Salt to the Sea by Ruta Sepetys is set in the winter of 1945 when four teenagers flee four different homelands for safe passage on the Wilhelm Gustloff, a ship that promises refuge and freedom. And each of the four teenagers—Joana, Florian, Emilia, and Alfred—harbor their own secrets which haunt them at every step of their journey. The paths of these four converge along the way when tragedy strikes.
This book was inspired by the greatest tragedy in maritime history. It’s estimated that as many as 9,400 people died. Sepetys’ book sheds light on this great tragedy through the story of these four young men and women, each fighting for survival and freedom.Sepetys said she wanted to shed light on this event… “Every nation has hidden history, countless stories preserved only by those who experienced them. Stories of war are often read and discussed worldwide by readers whose nations stood on opposite sides during battle. History divided us, but through reading we can be united in story, study, and remembrance. Books join us together as a global reading community, but more important, a global human community striving to learn from the past.” And it appears she’s succeeded with Salt to the Sea as the praise seems unending:
“Compelling for both adult and teenage readers. Once again, Ruta Sepetys
acts as champion of the interstitial people so often ignored —
whole populations lost in the cracks of history.”

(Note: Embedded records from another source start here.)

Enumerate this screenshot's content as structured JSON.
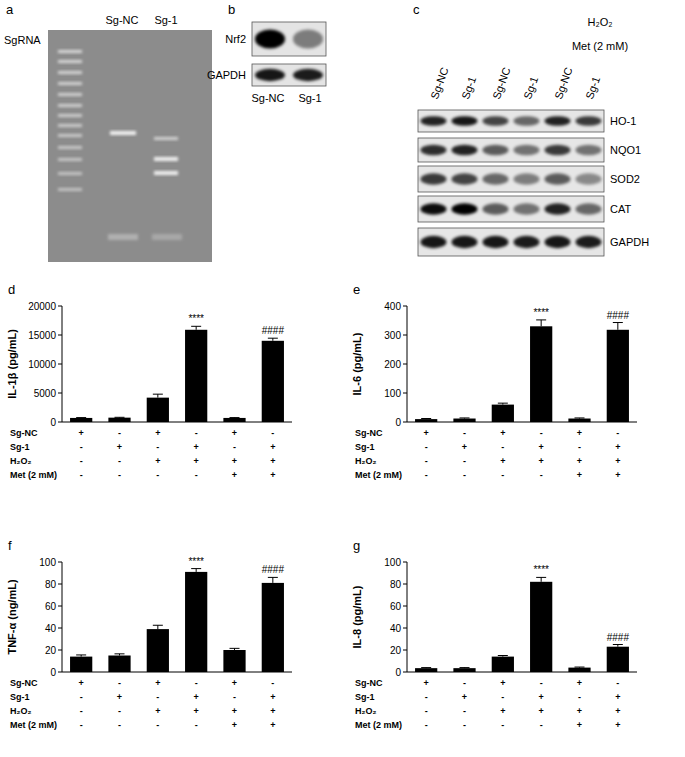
{
  "panels": {
    "a": {
      "letter": "a",
      "title": "SgRNA",
      "lanes": [
        "Sg-NC",
        "Sg-1"
      ]
    },
    "b": {
      "letter": "b",
      "rows": [
        "Nrf2",
        "GAPDH"
      ],
      "lanes": [
        "Sg-NC",
        "Sg-1"
      ]
    },
    "c": {
      "letter": "c",
      "treatments": [
        "H₂O₂",
        "Met (2 mM)"
      ],
      "rows": [
        "HO-1",
        "NQO1",
        "SOD2",
        "CAT",
        "GAPDH"
      ],
      "lanes": [
        "Sg-NC",
        "Sg-1",
        "Sg-NC",
        "Sg-1",
        "Sg-NC",
        "Sg-1"
      ]
    }
  },
  "chart_data": [
    {
      "type": "bar",
      "panel": "d",
      "y_label": "IL-1β (pg/mL)",
      "color": "#000000",
      "categories": [
        null,
        null,
        null,
        null,
        null,
        null
      ],
      "values": [
        700,
        750,
        4200,
        15900,
        700,
        14000
      ],
      "errors": [
        60,
        60,
        600,
        600,
        60,
        450
      ],
      "annotations": [
        null,
        null,
        null,
        "****",
        null,
        "####"
      ],
      "ylim": [
        0,
        20000
      ],
      "yticks": [
        0,
        5000,
        10000,
        15000,
        20000
      ],
      "conditions": [
        {
          "label": "Sg-NC",
          "marks": [
            "+",
            "-",
            "+",
            "-",
            "+",
            "-"
          ]
        },
        {
          "label": "Sg-1",
          "marks": [
            "-",
            "+",
            "-",
            "+",
            "-",
            "+"
          ]
        },
        {
          "label": "H₂O₂",
          "marks": [
            "-",
            "-",
            "+",
            "+",
            "+",
            "+"
          ]
        },
        {
          "label": "Met (2 mM)",
          "marks": [
            "-",
            "-",
            "-",
            "-",
            "+",
            "+"
          ]
        }
      ]
    },
    {
      "type": "bar",
      "panel": "e",
      "y_label": "IL-6 (pg/mL)",
      "color": "#000000",
      "categories": [
        null,
        null,
        null,
        null,
        null,
        null
      ],
      "values": [
        10,
        12,
        60,
        330,
        12,
        318
      ],
      "errors": [
        2,
        2,
        5,
        22,
        2,
        25
      ],
      "annotations": [
        null,
        null,
        null,
        "****",
        null,
        "####"
      ],
      "ylim": [
        0,
        400
      ],
      "yticks": [
        0,
        100,
        200,
        300,
        400
      ],
      "conditions": [
        {
          "label": "Sg-NC",
          "marks": [
            "+",
            "-",
            "+",
            "-",
            "+",
            "-"
          ]
        },
        {
          "label": "Sg-1",
          "marks": [
            "-",
            "+",
            "-",
            "+",
            "-",
            "+"
          ]
        },
        {
          "label": "H₂O₂",
          "marks": [
            "-",
            "-",
            "+",
            "+",
            "+",
            "+"
          ]
        },
        {
          "label": "Met (2 mM)",
          "marks": [
            "-",
            "-",
            "-",
            "-",
            "+",
            "+"
          ]
        }
      ]
    },
    {
      "type": "bar",
      "panel": "f",
      "y_label": "TNF-α (ng/mL)",
      "color": "#000000",
      "categories": [
        null,
        null,
        null,
        null,
        null,
        null
      ],
      "values": [
        14,
        15,
        39,
        91,
        20,
        81
      ],
      "errors": [
        1.5,
        1.5,
        3.5,
        3,
        1.5,
        5
      ],
      "annotations": [
        null,
        null,
        null,
        "****",
        null,
        "####"
      ],
      "ylim": [
        0,
        100
      ],
      "yticks": [
        0,
        20,
        40,
        60,
        80,
        100
      ],
      "conditions": [
        {
          "label": "Sg-NC",
          "marks": [
            "+",
            "-",
            "+",
            "-",
            "+",
            "-"
          ]
        },
        {
          "label": "Sg-1",
          "marks": [
            "-",
            "+",
            "-",
            "+",
            "-",
            "+"
          ]
        },
        {
          "label": "H₂O₂",
          "marks": [
            "-",
            "-",
            "+",
            "+",
            "+",
            "+"
          ]
        },
        {
          "label": "Met (2 mM)",
          "marks": [
            "-",
            "-",
            "-",
            "-",
            "+",
            "+"
          ]
        }
      ]
    },
    {
      "type": "bar",
      "panel": "g",
      "y_label": "IL-8 (pg/mL)",
      "color": "#000000",
      "categories": [
        null,
        null,
        null,
        null,
        null,
        null
      ],
      "values": [
        3.5,
        3.5,
        14,
        82,
        4,
        23
      ],
      "errors": [
        0.5,
        0.5,
        1,
        4,
        0.5,
        2
      ],
      "annotations": [
        null,
        null,
        null,
        "****",
        null,
        "####"
      ],
      "ylim": [
        0,
        100
      ],
      "yticks": [
        0,
        20,
        40,
        60,
        80,
        100
      ],
      "conditions": [
        {
          "label": "Sg-NC",
          "marks": [
            "+",
            "-",
            "+",
            "-",
            "+",
            "-"
          ]
        },
        {
          "label": "Sg-1",
          "marks": [
            "-",
            "+",
            "-",
            "+",
            "-",
            "+"
          ]
        },
        {
          "label": "H₂O₂",
          "marks": [
            "-",
            "-",
            "+",
            "+",
            "+",
            "+"
          ]
        },
        {
          "label": "Met (2 mM)",
          "marks": [
            "-",
            "-",
            "-",
            "-",
            "+",
            "+"
          ]
        }
      ]
    }
  ]
}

– The New York Times Book Review
“A superlative novel in four voices. Masterly crafted.”
– The Wall Street Journal
“Sepetys is a master of historical fiction…she once again anchors a panoramic view of epic tragedy in perspectives that feel deeply textured and immediate.”
– Entertainment Weekly
“Ruta Sepetys’s riveting novel is a haunting reminder of an almost-forgotten disaster and the resilience of the human spirit.”
– The Washington Post
“The forgotten tragedy that was six times deadlier than the Titanic.”